La situación se agravó aún más con el cambio de operador. Las pulseras, que ya presentaban problemas de cobertura y geolocalización con Telefónica, se volvieron aún más deficientes con Vodafone, según testimonios de jueces y vocales del CGPJ. Esta deficiencia condujo al sobreseimiento de posibles quebrantamientos de órdenes de alejamiento, dejando a las víctimas en una situación de mayor vulnerabilidad. La gravedad de la situación llegó a tal punto que la primera visita de la ministra al Observatorio se centró casi exclusivamente en el mal funcionamiento de las pulseras.
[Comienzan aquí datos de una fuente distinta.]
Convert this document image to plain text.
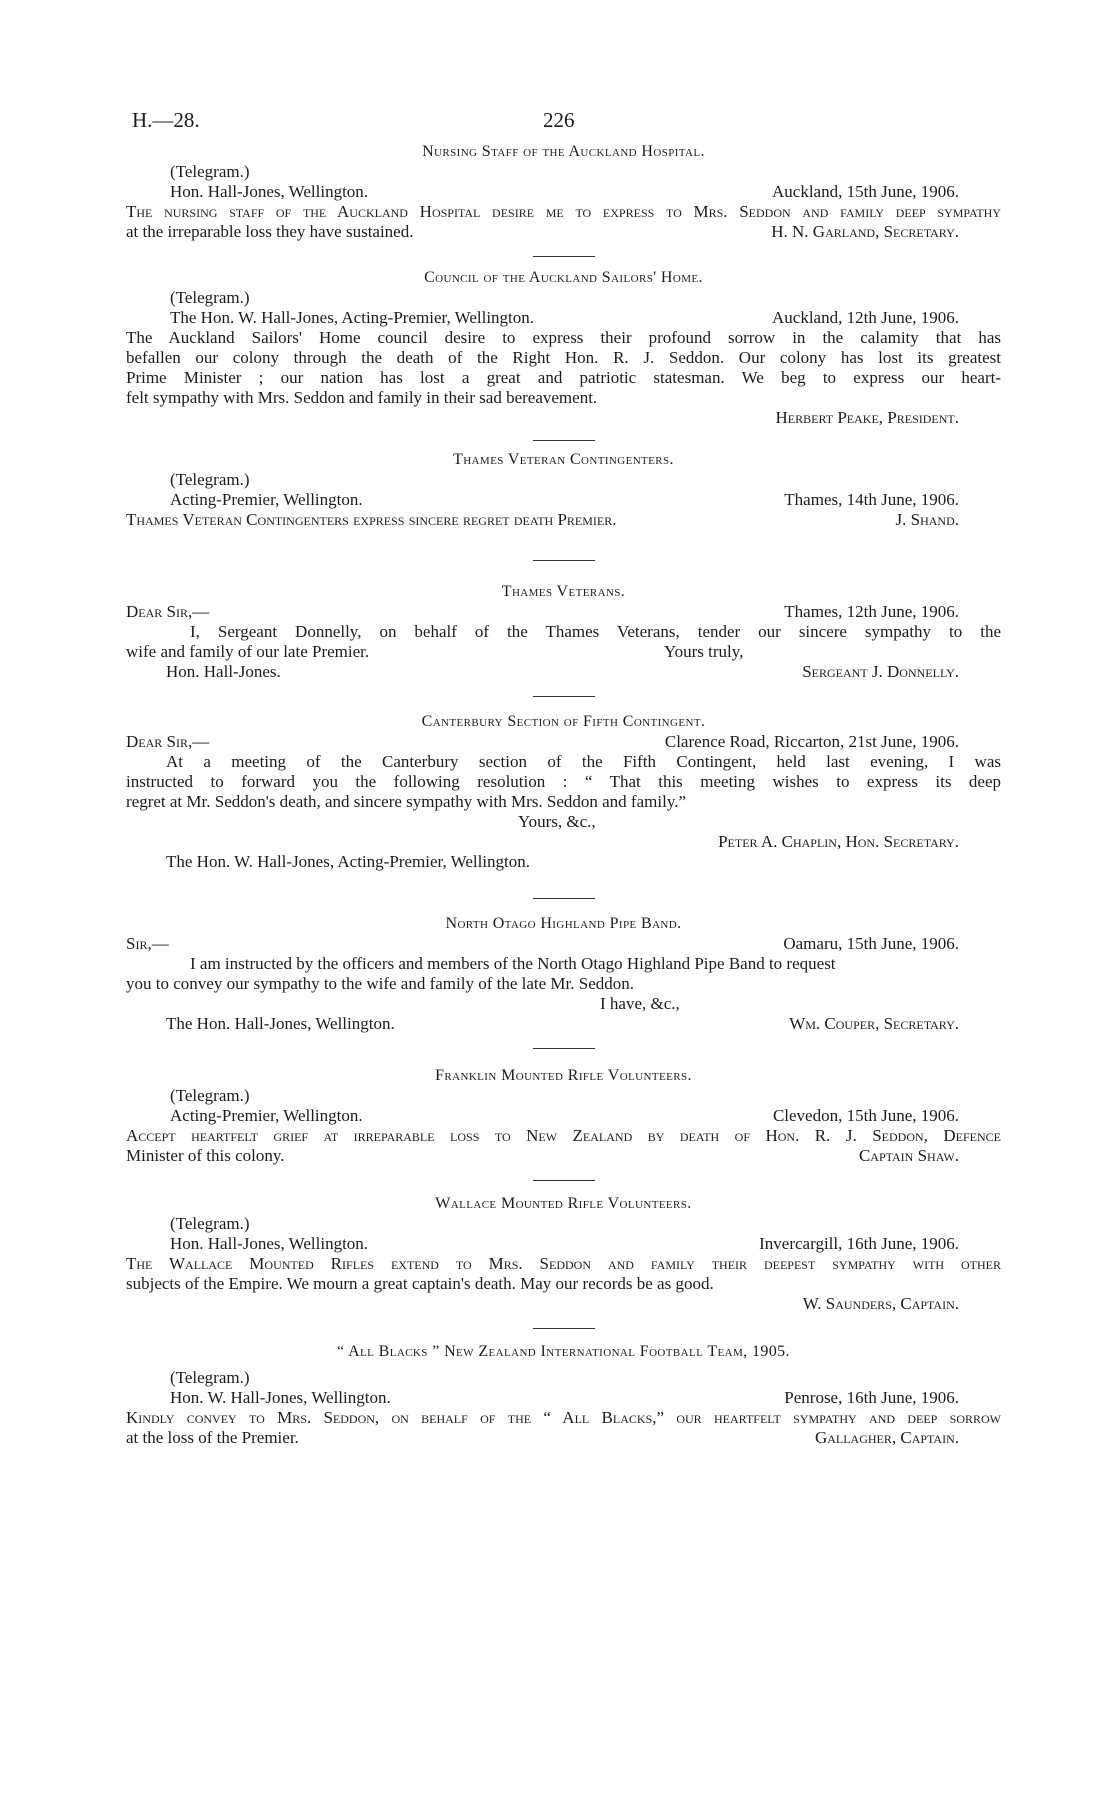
H.—28.	226
Nursing Staff of the Auckland Hospital.
(Telegram.)
Hon. Hall-Jones, Wellington.	Auckland, 15th June, 1906.
The nursing staff of the Auckland Hospital desire me to express to Mrs. Seddon and family deep sympathy
at the irreparable loss they have sustained.	H. N. Garland, Secretary.
Council of the Auckland Sailors' Home.
(Telegram.)
The Hon. W. Hall-Jones, Acting-Premier, Wellington.	Auckland, 12th June, 1906.
The Auckland Sailors' Home council desire to express their profound sorrow in the calamity that has
befallen our colony through the death of the Right Hon. R. J. Seddon. Our colony has lost its greatest
Prime Minister ; our nation has lost a great and patriotic statesman. We beg to express our heart-
felt sympathy with Mrs. Seddon and family in their sad bereavement.
Herbert Peake, President.
Thames Veteran Contingenters.
(Telegram.)
Acting-Premier, Wellington.	Thames, 14th June, 1906.
Thames Veteran Contingenters express sincere regret death Premier.	J. Shand.
Thames Veterans.
Dear Sir,—	Thames, 12th June, 1906.
I, Sergeant Donnelly, on behalf of the Thames Veterans, tender our sincere sympathy to the
wife and family of our late Premier.	Yours truly,
Hon. Hall-Jones.	Sergeant J. Donnelly.
Canterbury Section of Fifth Contingent.
Dear Sir,—	Clarence Road, Riccarton, 21st June, 1906.
At a meeting of the Canterbury section of the Fifth Contingent, held last evening, I was
instructed to forward you the following resolution : “ That this meeting wishes to express its deep
regret at Mr. Seddon's death, and sincere sympathy with Mrs. Seddon and family.”
Yours, &c.,
Peter A. Chaplin, Hon. Secretary.
The Hon. W. Hall-Jones, Acting-Premier, Wellington.
North Otago Highland Pipe Band.
Sir,—	Oamaru, 15th June, 1906.
I am instructed by the officers and members of the North Otago Highland Pipe Band to request
you to convey our sympathy to the wife and family of the late Mr. Seddon.
I have, &c.,
The Hon. Hall-Jones, Wellington.	Wm. Couper, Secretary.
Franklin Mounted Rifle Volunteers.
(Telegram.)
Acting-Premier, Wellington.	Clevedon, 15th June, 1906.
Accept heartfelt grief at irreparable loss to New Zealand by death of Hon. R. J. Seddon, Defence
Minister of this colony.	Captain Shaw.
Wallace Mounted Rifle Volunteers.
(Telegram.)
Hon. Hall-Jones, Wellington.	Invercargill, 16th June, 1906.
The Wallace Mounted Rifles extend to Mrs. Seddon and family their deepest sympathy with other
subjects of the Empire. We mourn a great captain's death. May our records be as good.
W. Saunders, Captain.
“ All Blacks ” New Zealand International Football Team, 1905.
(Telegram.)
Hon. W. Hall-Jones, Wellington.	Penrose, 16th June, 1906.
Kindly convey to Mrs. Seddon, on behalf of the “ All Blacks,” our heartfelt sympathy and deep sorrow
at the loss of the Premier.	Gallagher, Captain.
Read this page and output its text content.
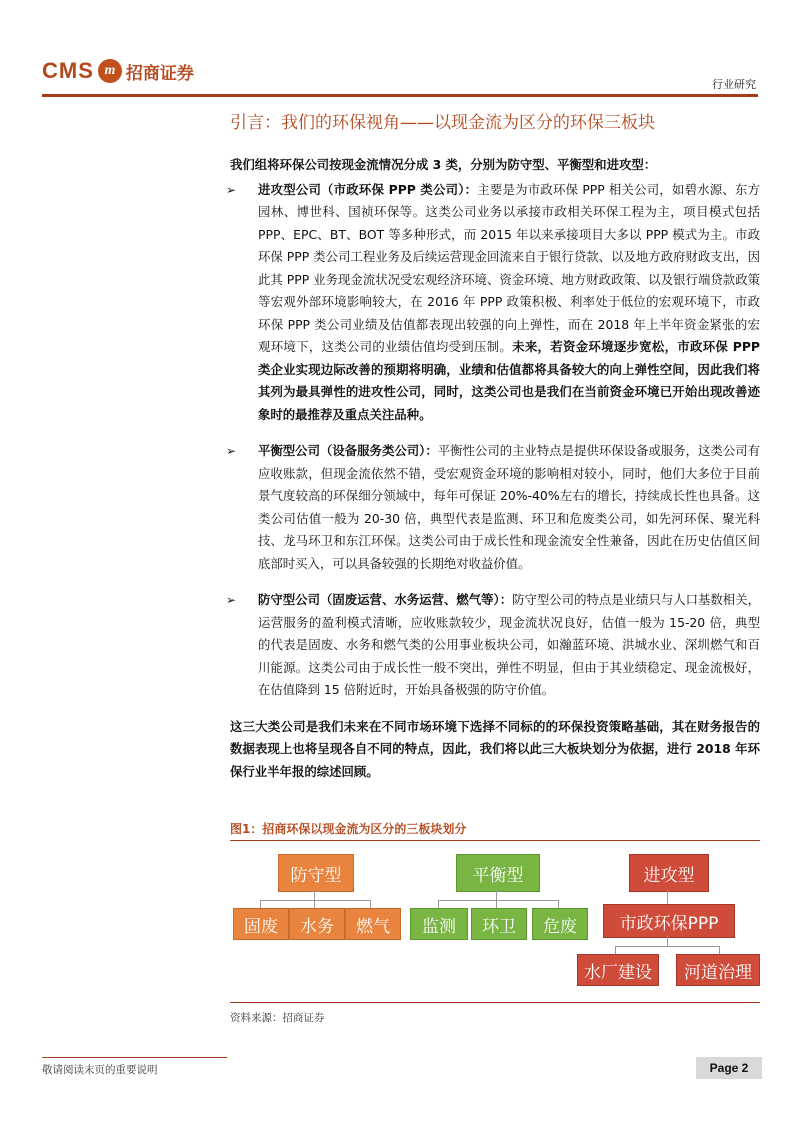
CMS m 招商证券
行业研究
引言：我们的环保视角——以现金流为区分的环保三板块
我们组将环保公司按现金流情况分成 3 类，分别为防守型、平衡型和进攻型：
➢ 进攻型公司（市政环保 PPP 类公司）：主要是为市政环保 PPP 相关公司，如碧水源、东方园林、博世科、国祯环保等。这类公司业务以承接市政相关环保工程为主，项目模式包括 PPP、EPC、BT、BOT 等多种形式，而 2015 年以来承接项目大多以 PPP 模式为主。市政环保 PPP 类公司工程业务及后续运营现金回流来自于银行贷款、以及地方政府财政支出，因此其 PPP 业务现金流状况受宏观经济环境、资金环境、地方财政政策、以及银行端贷款政策等宏观外部环境影响较大，在 2016 年 PPP 政策积极、利率处于低位的宏观环境下，市政环保 PPP 类公司业绩及估值都表现出较强的向上弹性，而在 2018 年上半年资金紧张的宏观环境下，这类公司的业绩估值均受到压制。未来，若资金环境逐步宽松，市政环保 PPP 类企业实现边际改善的预期将明确，业绩和估值都将具备较大的向上弹性空间，因此我们将其列为最具弹性的进攻性公司，同时，这类公司也是我们在当前资金环境已开始出现改善迹象时的最推荐及重点关注品种。
➢ 平衡型公司（设备服务类公司）：平衡性公司的主业特点是提供环保设备或服务，这类公司有应收账款，但现金流依然不错，受宏观资金环境的影响相对较小，同时，他们大多位于目前景气度较高的环保细分领域中，每年可保证 20%-40%左右的增长，持续成长性也具备。这类公司估值一般为 20-30 倍，典型代表是监测、环卫和危废类公司，如先河环保、聚光科技、龙马环卫和东江环保。这类公司由于成长性和现金流安全性兼备，因此在历史估值区间底部时买入，可以具备较强的长期绝对收益价值。
➢ 防守型公司（固废运营、水务运营、燃气等）：防守型公司的特点是业绩只与人口基数相关，运营服务的盈利模式清晰，应收账款较少，现金流状况良好，估值一般为 15-20 倍，典型的代表是固废、水务和燃气类的公用事业板块公司，如瀚蓝环境、洪城水业、深圳燃气和百川能源。这类公司由于成长性一般不突出，弹性不明显，但由于其业绩稳定、现金流极好，在估值降到 15 倍附近时，开始具备极强的防守价值。
这三大类公司是我们未来在不同市场环境下选择不同标的的环保投资策略基础，其在财务报告的数据表现上也将呈现各自不同的特点，因此，我们将以此三大板块划分为依据，进行 2018 年环保行业半年报的综述回顾。
图1：招商环保以现金流为区分的三板块划分
防守型
固废	水务	燃气
平衡型
监测	环卫	危废
进攻型
市政环保PPP
水厂建设	河道治理
资料来源：招商证券
敬请阅读末页的重要说明	Page 2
La información sobre estos errores se mantuvo oculta a la opinión pública, supuestamente para no dar ventaja a los maltratadores, pero la realidad es que esta estrategia de silencio ha contribuido a generar una mayor desconfianza en el sistema de protección a las víctimas de violencia de género.
Las alarmantes revelaciones sobre el fiasco de las pulseras anti-maltrato destapan una preocupante negligencia institucional que va más allá de un simple cambio de operador. La minimización de los fallos, evidenciada en las maniobras para aprobar un protocolo defectuoso sin el aval del CGPJ, constituye una traición a la confianza depositada por las víctimas en el sistema de protección. La insistencia en el «consenso», cuando las «pegas» eran evidentes y las deficiencias palpables, revela una priorización de la imagen pública por encima de la seguridad real de las mujeres. La ceguera voluntaria ante las advertencias de los profesionales, sumada a la opacidad informativa, socava la credibilidad de las instituciones encargadas de velar por la erradicación de la violencia de género.
Ante este panorama desolador, no basta con un nuevo convenio que «subsane las deficiencias». Se requiere una investigación exhaustiva para depurar responsabilidades y desentrañar la cadena de decisiones que condujo a este desastre. Es imperativo un ejercicio de transparencia radical, que revele las presiones y los intereses en juego que pudieron influir en la gestión de este contrato vital. Más allá de las soluciones técnicas, urge una profunda reflexión sobre la cultura burocrática que permite que las alertas sean ignoradas y las voces de los jueces, los técnicos y las víctimas sean silenciadas en aras de una supuesta eficiencia. La seguridad de las mujeres no puede ser moneda de cambio en la puja por contratos millonarios ni rehén de la lucha partidista.